Portrait de Marie Crabié

le 16 mai 2019

Rencontre avec Marie Crabié, étudiante en Master 2 Journalisme Culturel et en contrat d'apprentissage chez tema.archi

Photo de Marie Crabié
  • Pouvez-vous vous présenter ?

Je m'appelle Marie Crabié, j'ai bientôt 24 ans et je suis née à Compiègne dans l'Oise. Après ma scolarité dans cette ville, je me suis d'abord orientée vers une année de licence AES (Administration Économique et Sociale) à l'université Lille 2, une licence relativement générale qui mélange du droit, de l'économie, des sciences-politiques (ce qui m'intéressait en l'occurrence), de l'histoire et de la sociologie avant de voir ouvrir la licence de Sciences Politiques. Je pouvais m'orienter directement vers une deuxième année de Sciences politiques donc, à l'issue de cette première année en AES, ce que j'ai fait. À l'été de cette première année, j'ai par ailleurs effectué un stage au Courrier Picard, stage d'une durée d'un mois qui m'a permis de préciser mon envie de faire du journalisme (et de comprendre ce que je ne voulais pas faire).

J'avais déjà prévu, à ce moment-là, de préparer le concours d'entrée des IEP province en 2ème année, par le biais d'une prépa en ligne tout en assurant les cours de la L2 Sciences Politiques à côté, pour ne pas "perdre" une année si jamais je n'avais pas ce concours. J'ai bien fini et validé ma L2 et j'ai aussi eu le concours qui m'a menée l'année suivante à Toulouse.

Rebelote pour une 2ème année de L2 Sciences Politiques donc, en IEP. Les cours étaient similaires à ceux que j'avais pu suivre l'année précédente à Lille 2 mais le niveau des examens était nettement plus élevé, et mes notes donc plus faibles.

En 3ème année, année à l'étranger j'ai choisi de partir en Malaisie, à Kuala Lumpur un semestre et ensuite au Canada, à Montréal pour y effectuer deux stages : l'un en presse écrite à Kuala Lumpur pour lepetitjournal.com (webzine consacré à la communauté francophone à l'étranger), le suivant en radio (CKUT, radio universitaire de l'université Mc Gill).

À l'issue de cette année de mobilité, je me suis orientée en parcours Journalisme de l'IEP de Toulouse. 

Un parcours qui forme à la fois de manière pratique (à la vidéo, la radio ou encore la rédaction web et papier) et de manière théorique avec de nombreux cours de sociologie, de droit, d'économie ou encore d'histoire (un tronc commun avec tous les masters).
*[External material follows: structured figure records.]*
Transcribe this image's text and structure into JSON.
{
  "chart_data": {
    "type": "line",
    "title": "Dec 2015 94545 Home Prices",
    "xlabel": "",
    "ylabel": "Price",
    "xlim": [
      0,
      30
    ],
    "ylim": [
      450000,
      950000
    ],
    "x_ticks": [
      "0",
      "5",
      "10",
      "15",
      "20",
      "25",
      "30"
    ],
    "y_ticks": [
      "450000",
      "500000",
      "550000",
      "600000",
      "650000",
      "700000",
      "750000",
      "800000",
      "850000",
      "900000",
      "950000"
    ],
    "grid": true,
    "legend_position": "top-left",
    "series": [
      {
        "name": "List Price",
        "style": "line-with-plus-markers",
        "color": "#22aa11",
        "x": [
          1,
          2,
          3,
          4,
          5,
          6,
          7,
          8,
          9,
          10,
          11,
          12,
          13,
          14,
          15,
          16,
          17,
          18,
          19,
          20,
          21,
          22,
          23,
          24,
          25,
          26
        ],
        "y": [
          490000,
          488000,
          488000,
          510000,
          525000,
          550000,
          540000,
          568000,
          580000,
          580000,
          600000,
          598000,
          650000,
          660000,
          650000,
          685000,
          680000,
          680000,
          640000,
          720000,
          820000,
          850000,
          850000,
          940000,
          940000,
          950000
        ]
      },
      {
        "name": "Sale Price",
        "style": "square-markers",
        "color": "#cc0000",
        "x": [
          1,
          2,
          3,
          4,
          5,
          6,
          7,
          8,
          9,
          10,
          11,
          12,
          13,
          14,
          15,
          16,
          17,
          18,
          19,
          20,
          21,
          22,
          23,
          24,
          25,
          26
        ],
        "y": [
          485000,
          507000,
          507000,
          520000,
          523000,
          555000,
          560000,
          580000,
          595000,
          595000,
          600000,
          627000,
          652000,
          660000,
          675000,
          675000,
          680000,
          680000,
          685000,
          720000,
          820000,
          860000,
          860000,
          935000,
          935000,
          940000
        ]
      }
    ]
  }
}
Pendant cette année là, j'ai pu m'investir dans un projet étudiant (très prenant pendant 8 mois), Le Défi L'Express qui consistait à réaliser un supplément du magazine L'Express de A à Z (recherche d'annonceurs, rédaction de papiers, ventes, communication autour du projet) ce qui m'a énormément appris sur la conception d'un magazine. 

Et puis, à force de traiter de culture dans mes reportages et enquêtes, j'ai souhaité m'orienter vers un master plus spécialisé sur ces questions là en double-diplôme entre l'IEP et un master extérieur, celui de la Sorbonne Nouvelle en Master 2 Journalisme Culturel. Les enseignements de la formation mais aussi le format en alternance m'apparaissaient pertinents pour me former de manière plus professionnelle et concrète au métier de journaliste. 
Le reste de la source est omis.